Bugün bir kez daha görülmektedir ki, uluslararası toplumun umutları Türkiye'ye bağlanmış, gözler ülkemize çevrilmiştir. Rusya-Ukrayna savaşının başından bu yana, barışın sağlanması için her türlü diplomatik çabayı gösterdik. Gazze’de yaşanan soykırıma ilk dakikadan itibaren sessiz kalmadık.
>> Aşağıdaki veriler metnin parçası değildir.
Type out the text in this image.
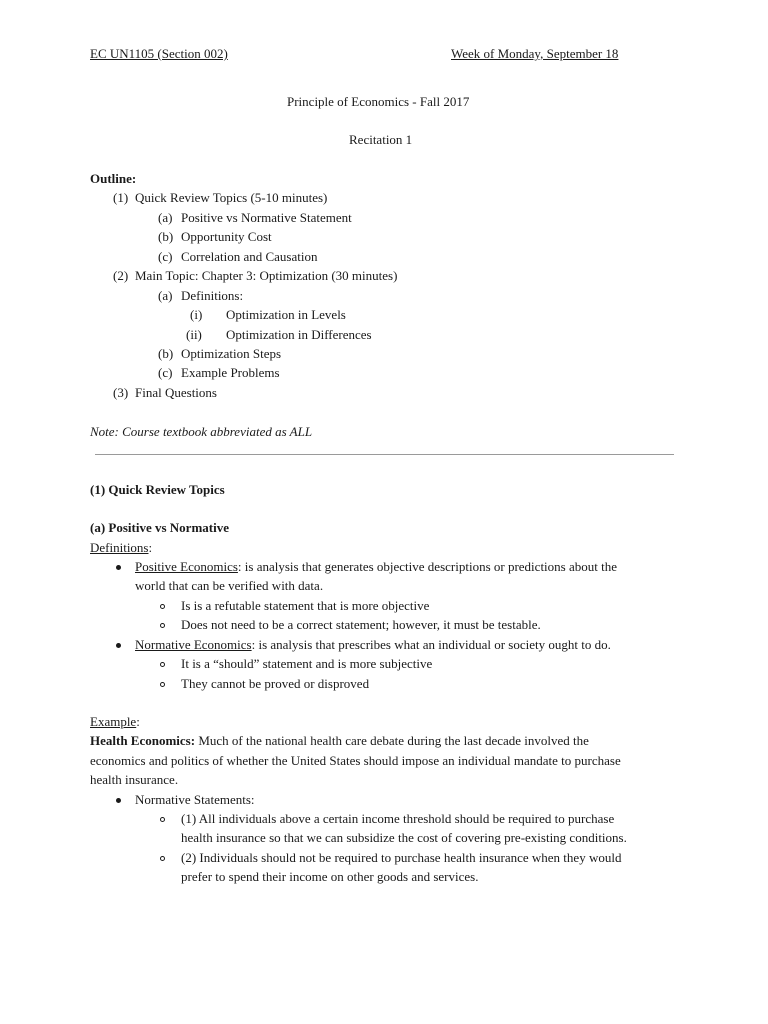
EC UN1105 (Section 002)	Week of Monday, September 18
Principle of Economics - Fall 2017
Recitation 1
Outline:
(1) Quick Review Topics (5-10 minutes)
(a) Positive vs Normative Statement
(b) Opportunity Cost
(c) Correlation and Causation
(2) Main Topic: Chapter 3: Optimization (30 minutes)
(a) Definitions:
(i) Optimization in Levels
(ii) Optimization in Differences
(b) Optimization Steps
(c) Example Problems
(3) Final Questions
Note: Course textbook abbreviated as ALL
(1) Quick Review Topics
(a) Positive vs Normative
Definitions:
Positive Economics: is analysis that generates objective descriptions or predictions about the
world that can be verified with data.
Is is a refutable statement that is more objective
Does not need to be a correct statement; however, it must be testable.
Normative Economics: is analysis that prescribes what an individual or society ought to do.
It is a “should” statement and is more subjective
They cannot be proved or disproved
Example:
Health Economics: Much of the national health care debate during the last decade involved the
economics and politics of whether the United States should impose an individual mandate to purchase
health insurance.
Normative Statements:
(1) All individuals above a certain income threshold should be required to purchase
health insurance so that we can subsidize the cost of covering pre-existing conditions.
(2) Individuals should not be required to purchase health insurance when they would
prefer to spend their income on other goods and services.
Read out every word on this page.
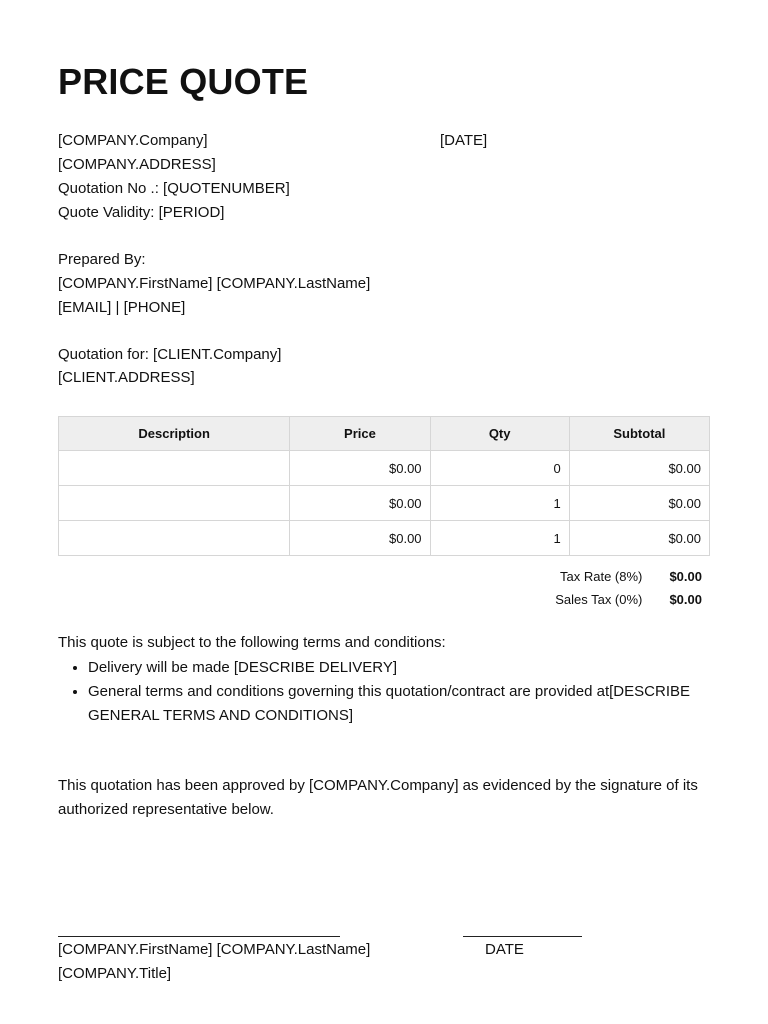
PRICE QUOTE
[COMPANY.Company]	[DATE]
[COMPANY.ADDRESS]
Quotation No .: [QUOTENUMBER]
Quote Validity: [PERIOD]
Prepared By:
[COMPANY.FirstName] [COMPANY.LastName]
[EMAIL] | [PHONE]
Quotation for: [CLIENT.Company]
[CLIENT.ADDRESS]
Description	Price	Qty	Subtotal
	$0.00	0	$0.00
	$0.00	1	$0.00
	$0.00	1	$0.00
Tax Rate (8%) $0.00
Sales Tax (0%) $0.00
This quote is subject to the following terms and conditions:
• Delivery will be made [DESCRIBE DELIVERY]
• General terms and conditions governing this quotation/contract are provided at[DESCRIBE GENERAL TERMS AND CONDITIONS]
This quotation has been approved by [COMPANY.Company] as evidenced by the signature of its authorized representative below.
[COMPANY.FirstName] [COMPANY.LastName]	DATE
[COMPANY.Title]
Suriye’den Kafkasya’ya, Afrika’daki anlaşmazlıklardan Libya iç savaşının çözümüne kadar üstlendiğimiz yapıcı inisiyatif ve çatışmaları önlenme çabası, ülkemizin barışa katkıda bulunma kabiliyetini açıkça ortaya koymuştur. Çanakkale’de yedi düvele karşı nasıl kahramanca mücadele verdiysek, arkasında birçok karanlık odağın bulunduğu terör örgütlerine karşı aynı azim ve inançla mücadelemizi verdik ve veriyoruz. Terörsüz Türkiye hedefiyle Türkiye Yüzyılını huzurun ve kardeşliğin yüzyılı yapmaya kararlıyız. İşte bütün bu adımlar, karşımızdaki sınamalar ne kadar büyük olursa olsun, mücadele azmimizden ve kararlılığımızdan dönmeyeceğimizin göstergesidir. Çünkü biz, tarih boyunca her türlü zorluğu aşmış, birlik ve beraberlik içinde başarıya ulaşmış bir milletiz! Dünyada istikrarın ve refahın teminatı, barışın, adaletin ve karşılıklı iş birliğinin güçlendirilmesidir. Buradan açıkça ifade ediyorum: Terörizmin, ırkçılığın, İslam düşmanlığının ve her türlü nefret akımının panzehiri, adalet ve dayanışma temelinde yükselen ortak bir iradedir. Türkiye olarak biz, bu yüzyılı barışın, huzurun ve kardeşliğin yüzyılı yapmak için iş birliğine hazırız. Daha adaletli bir dünyanın mümkün olduğuna inanıyor ve bunun için diplomasinin tüm imkanlarını kullanıyoruz. Cumhuriyetimizin ikinci yüzyılına adım attığımız bu dönemde, tarihimizden aldığımız güçle ülkemizi daha ileriye taşımak için kararlılıkla çalışıyoruz. Büyük ve güçlü Türkiye vizyonuyla, mazlumların umudu, küresel adaletin savunucusu olmaya devam edeceğiz. Bu duygularla Çanakkale Zaferi'nin yıl dönümünü kutluyor, 18 Mart Şehitler Günü'nde bu toprakları bize mukaddes bir vatan olarak emanet eden tüm şehitlerimizi, başta Gazi Mustafa Kemal olmak üzere tüm kahramanlarımızı rahmetle, şükranla anıyorum.
Şehitlerimizin ruhları şad, mekânları cennet olsun. Rabbim ülkemizin birliğini, beraberliğini, bütünlüğünü daim etsin.
Hepinizi bir kez daha saygıyla, muhabbetle selamlıyor; mübarek Ramazan ayınızı tebrik ediyorum. Allah’a emanet olun." ifadelerini kullandı.

Protokol konuşmalarının ardından şehitler için Kur’an-ı Kerim okundu ve Diyanet İşleri Başkanı Ali Erbaş tarafından dualar edildi. tören kapsamında Şehitlik Defteri imzalandı, temsili şehit mezarlarına karanfil bırakıldı ve Çanakkale Boğazı’nda Deniz Kuvvetleri Komutanlığı’na ait unsurlar geçit töreni gerçekleştirdi. Hava muhalefeti nedeniyle Türk Yıldızları’nın planlanan gösteri uçuşu iptal edildi.